Student Groups Abolish Cops and Prisons, and Feminists In Solidarity Together hosted Andrea Smith, Ph.D to speak at Evergreen about sexual violence on Jan. 23. Smith currently teaches at the University of California, Riverside.

Her award winning publications   focus on violence against women of color, and particularly, Native American women. Smith has also worked with Amnesty International, and was nominated for the Nobel Peace Prize in 2005.

Smith, who is Cherokee, is a co-founder of the Boarding School Healing Project (BSHP). According to their website, the group “seeks to document Native boarding school abuses so that Native communities can begin healing from boarding school abuses and demand justice.” Part of BSHP’s strategy is to challenge societal conceptions of violence, and specifically, sexual violence. “By framing abuse as the continuing effects of human rights abuses perpetrated by government policy, we hope to take the shame away from talking about the abuse and provide space for communities to address the problem and heal,” reads their website.

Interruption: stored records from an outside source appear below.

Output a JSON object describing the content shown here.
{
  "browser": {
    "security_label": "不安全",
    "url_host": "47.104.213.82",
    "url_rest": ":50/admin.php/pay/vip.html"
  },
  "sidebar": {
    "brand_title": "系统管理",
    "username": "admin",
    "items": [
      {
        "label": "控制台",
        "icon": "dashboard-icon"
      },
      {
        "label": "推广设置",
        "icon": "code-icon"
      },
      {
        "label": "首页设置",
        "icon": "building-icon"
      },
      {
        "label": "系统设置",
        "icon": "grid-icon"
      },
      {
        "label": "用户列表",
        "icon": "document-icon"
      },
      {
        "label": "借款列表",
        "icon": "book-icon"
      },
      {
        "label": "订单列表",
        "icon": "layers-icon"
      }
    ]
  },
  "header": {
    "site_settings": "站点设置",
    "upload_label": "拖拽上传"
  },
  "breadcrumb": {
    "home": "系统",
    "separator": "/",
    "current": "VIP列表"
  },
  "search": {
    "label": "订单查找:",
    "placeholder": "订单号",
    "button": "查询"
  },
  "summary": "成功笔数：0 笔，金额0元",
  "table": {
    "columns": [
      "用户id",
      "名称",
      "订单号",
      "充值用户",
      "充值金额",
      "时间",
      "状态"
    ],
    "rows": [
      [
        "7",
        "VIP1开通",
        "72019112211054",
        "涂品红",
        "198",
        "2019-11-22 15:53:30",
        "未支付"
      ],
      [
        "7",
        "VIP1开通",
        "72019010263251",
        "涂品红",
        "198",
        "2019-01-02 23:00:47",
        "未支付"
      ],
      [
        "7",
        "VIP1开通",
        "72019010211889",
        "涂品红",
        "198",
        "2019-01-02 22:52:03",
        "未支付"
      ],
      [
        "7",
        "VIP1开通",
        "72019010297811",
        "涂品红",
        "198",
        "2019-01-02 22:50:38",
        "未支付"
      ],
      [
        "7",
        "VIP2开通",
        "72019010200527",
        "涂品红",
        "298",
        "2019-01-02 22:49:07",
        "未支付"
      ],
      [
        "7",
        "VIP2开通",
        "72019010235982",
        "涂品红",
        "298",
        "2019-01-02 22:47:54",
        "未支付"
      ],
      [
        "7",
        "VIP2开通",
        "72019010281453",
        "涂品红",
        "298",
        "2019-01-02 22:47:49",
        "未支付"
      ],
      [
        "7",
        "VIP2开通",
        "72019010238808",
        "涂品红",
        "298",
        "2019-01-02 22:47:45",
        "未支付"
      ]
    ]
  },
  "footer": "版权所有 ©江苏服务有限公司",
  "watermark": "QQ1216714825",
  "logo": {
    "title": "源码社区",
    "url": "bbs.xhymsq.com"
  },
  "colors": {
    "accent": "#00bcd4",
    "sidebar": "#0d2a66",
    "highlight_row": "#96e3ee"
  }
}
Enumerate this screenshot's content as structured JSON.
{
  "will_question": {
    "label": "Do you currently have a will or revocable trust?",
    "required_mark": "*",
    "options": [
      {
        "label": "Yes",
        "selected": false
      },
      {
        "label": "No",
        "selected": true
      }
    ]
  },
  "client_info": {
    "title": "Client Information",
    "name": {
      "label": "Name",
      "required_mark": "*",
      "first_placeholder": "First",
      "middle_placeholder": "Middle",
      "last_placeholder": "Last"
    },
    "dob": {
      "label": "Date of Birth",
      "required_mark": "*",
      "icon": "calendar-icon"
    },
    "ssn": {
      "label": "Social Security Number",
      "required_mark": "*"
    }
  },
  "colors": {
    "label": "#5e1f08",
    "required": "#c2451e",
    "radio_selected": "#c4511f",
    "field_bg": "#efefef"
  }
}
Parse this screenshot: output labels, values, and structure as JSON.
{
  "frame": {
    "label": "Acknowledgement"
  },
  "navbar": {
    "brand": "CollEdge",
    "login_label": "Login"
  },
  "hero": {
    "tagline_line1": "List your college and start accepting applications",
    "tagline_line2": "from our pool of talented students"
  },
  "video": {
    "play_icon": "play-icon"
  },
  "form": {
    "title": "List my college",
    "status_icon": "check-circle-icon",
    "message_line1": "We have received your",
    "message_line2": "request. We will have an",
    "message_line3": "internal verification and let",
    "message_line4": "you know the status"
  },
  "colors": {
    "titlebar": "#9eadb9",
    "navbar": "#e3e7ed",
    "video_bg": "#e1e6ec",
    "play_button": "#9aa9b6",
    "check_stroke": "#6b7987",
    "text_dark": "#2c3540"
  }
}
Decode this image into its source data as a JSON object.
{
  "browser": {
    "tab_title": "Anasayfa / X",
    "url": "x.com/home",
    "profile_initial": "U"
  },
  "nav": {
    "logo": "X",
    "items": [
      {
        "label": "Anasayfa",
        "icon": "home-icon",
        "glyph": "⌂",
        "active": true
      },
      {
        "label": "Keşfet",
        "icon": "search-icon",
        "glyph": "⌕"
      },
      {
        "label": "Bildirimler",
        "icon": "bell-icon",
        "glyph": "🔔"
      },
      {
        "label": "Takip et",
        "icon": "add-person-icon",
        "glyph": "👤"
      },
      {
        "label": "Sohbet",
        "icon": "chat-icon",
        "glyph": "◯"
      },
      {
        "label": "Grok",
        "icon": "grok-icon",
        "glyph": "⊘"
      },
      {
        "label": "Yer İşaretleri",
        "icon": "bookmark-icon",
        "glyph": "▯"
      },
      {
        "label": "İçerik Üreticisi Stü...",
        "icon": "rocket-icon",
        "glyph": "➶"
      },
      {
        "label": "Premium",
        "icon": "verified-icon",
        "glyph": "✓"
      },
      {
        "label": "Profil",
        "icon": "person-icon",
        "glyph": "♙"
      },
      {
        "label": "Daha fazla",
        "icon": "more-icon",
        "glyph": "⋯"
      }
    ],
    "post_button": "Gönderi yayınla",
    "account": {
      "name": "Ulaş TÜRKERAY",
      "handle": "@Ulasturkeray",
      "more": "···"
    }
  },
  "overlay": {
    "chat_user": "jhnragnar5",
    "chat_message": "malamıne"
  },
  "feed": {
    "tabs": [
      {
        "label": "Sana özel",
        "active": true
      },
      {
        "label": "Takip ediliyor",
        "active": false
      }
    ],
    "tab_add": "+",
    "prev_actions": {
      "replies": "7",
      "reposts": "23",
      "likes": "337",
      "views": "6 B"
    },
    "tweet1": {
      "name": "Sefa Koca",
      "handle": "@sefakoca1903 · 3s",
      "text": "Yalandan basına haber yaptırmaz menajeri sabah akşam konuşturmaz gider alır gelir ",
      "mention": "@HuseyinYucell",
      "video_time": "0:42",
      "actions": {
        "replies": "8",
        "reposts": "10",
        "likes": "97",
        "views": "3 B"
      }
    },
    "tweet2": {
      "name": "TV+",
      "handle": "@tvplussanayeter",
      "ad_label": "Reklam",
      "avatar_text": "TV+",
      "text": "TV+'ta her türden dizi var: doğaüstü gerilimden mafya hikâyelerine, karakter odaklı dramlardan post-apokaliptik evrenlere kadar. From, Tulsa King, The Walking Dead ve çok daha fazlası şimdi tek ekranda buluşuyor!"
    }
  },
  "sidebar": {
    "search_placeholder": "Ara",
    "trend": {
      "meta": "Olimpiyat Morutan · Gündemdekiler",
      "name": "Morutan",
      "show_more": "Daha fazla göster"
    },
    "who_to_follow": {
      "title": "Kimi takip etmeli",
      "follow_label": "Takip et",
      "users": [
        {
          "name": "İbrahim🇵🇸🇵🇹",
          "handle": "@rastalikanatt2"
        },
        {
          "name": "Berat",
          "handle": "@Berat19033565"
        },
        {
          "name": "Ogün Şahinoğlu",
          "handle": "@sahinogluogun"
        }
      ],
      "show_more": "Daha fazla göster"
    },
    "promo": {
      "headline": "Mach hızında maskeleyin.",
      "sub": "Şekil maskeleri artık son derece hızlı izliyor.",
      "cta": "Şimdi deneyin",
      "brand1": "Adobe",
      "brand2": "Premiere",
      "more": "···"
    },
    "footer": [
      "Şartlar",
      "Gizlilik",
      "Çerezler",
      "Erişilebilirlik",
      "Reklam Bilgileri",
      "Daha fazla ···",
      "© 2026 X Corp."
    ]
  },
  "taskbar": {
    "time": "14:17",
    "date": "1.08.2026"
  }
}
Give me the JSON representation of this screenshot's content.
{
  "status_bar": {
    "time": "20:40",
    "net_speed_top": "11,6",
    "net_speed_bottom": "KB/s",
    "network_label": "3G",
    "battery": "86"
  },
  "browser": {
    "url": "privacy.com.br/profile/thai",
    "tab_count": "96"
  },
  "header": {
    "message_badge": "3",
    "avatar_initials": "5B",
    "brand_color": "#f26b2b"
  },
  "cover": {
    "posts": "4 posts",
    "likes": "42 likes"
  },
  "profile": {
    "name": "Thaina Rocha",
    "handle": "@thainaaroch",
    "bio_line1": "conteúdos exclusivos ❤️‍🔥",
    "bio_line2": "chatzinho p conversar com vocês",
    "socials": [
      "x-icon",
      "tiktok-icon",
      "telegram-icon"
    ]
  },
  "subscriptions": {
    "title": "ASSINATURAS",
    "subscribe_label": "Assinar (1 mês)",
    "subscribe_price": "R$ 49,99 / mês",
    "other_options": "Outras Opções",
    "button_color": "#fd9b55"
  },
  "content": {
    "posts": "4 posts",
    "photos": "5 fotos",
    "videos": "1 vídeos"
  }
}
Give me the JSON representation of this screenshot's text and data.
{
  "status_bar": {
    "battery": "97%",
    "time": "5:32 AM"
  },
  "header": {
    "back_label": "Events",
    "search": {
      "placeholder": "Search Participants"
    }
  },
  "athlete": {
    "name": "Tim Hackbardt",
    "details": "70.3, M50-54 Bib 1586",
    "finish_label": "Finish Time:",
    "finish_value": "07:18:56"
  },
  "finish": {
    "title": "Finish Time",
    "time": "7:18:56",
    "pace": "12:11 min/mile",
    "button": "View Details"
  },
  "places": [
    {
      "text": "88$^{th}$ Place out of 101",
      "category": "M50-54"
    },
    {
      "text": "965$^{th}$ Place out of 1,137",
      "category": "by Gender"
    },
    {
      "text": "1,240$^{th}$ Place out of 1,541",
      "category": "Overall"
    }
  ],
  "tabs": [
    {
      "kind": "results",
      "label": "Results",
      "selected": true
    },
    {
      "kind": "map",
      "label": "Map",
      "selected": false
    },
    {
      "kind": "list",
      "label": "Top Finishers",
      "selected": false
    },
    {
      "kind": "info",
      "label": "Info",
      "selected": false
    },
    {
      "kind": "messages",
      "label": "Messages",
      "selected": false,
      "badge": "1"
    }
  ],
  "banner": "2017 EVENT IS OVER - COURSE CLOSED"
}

Smith frequently makes the connection between historical events, such as the genocide of Native Americans, with contemporary inequality and oppression.

Smith has also co-founded INCITE! Women of Color Against Violence, which is “a national activist organization of radical feminists of color advancing a movement to end violence against women of color and our communities through direct action, critical dialogue and grassroots organizing,” according to the group’s website. INCITE! believes that violence against women of color is a complex issue, and is a result of an array of different institutional and social forces. “We identify ‘violence against women of color’ as a combination of ‘violence directed at communities,’ such as police violence, war, and colonialism, and ‘violence within communities,’ such as sexual and domestic violence,” reads the INCITE! website.

“The question is not: ‘Should we call the police?’ The question is: ‘Why do we have no other option, but to call the police?’”
– Andrea Smith

Due to the complex nature of sexual violence, INCITE! confronts a broad range of issues, while placing “women of color at the center,” of their work. The group takes a holistic approach in confronting “attacks on immigrants’ rights and Indigenous treaty rights, the proliferation of prisons, militarism, attacks on the reproductive rights of women of color, medical experimentation on communities of color, homophobia/heterosexism, hate crimes against queer women of color, economic neo-colonialism, institutional racism, and more,” according to the INCITE! website.

Smith is an advocate of creative alternatives to confronting sexual violence. “The question is not: ‘Should we call the police?’ The question is: ‘Why do we have no other option, but to call the police?’” said Smith. Throughout her talk, she gave a strong critique of the prison industrial complex, arguing that sexual violence needs to be addressed within communities, and not only through institutions. “Sexual violence cannot be addressed by mere political reform,” said Smith. She argued that community organizing and “groundwork has to be laid before the crisis of abuse takes place.”

During her talk, Smith spoke of a holistic approach towards confronting institutionalized violence. For example, when anti-immigration laws are passed, undocumented women become less likely to be able to access the medical services they need. Additionally, undocumented people living in the U.S. don’t have equal access to the police: it doesn’t make sense to ask someone for help when they have the power to get you deported, argued Smith. At the heart of Smith’s speech was a message to address sexual violence at its roots, through community organizing, and creative alternatives towards social justice.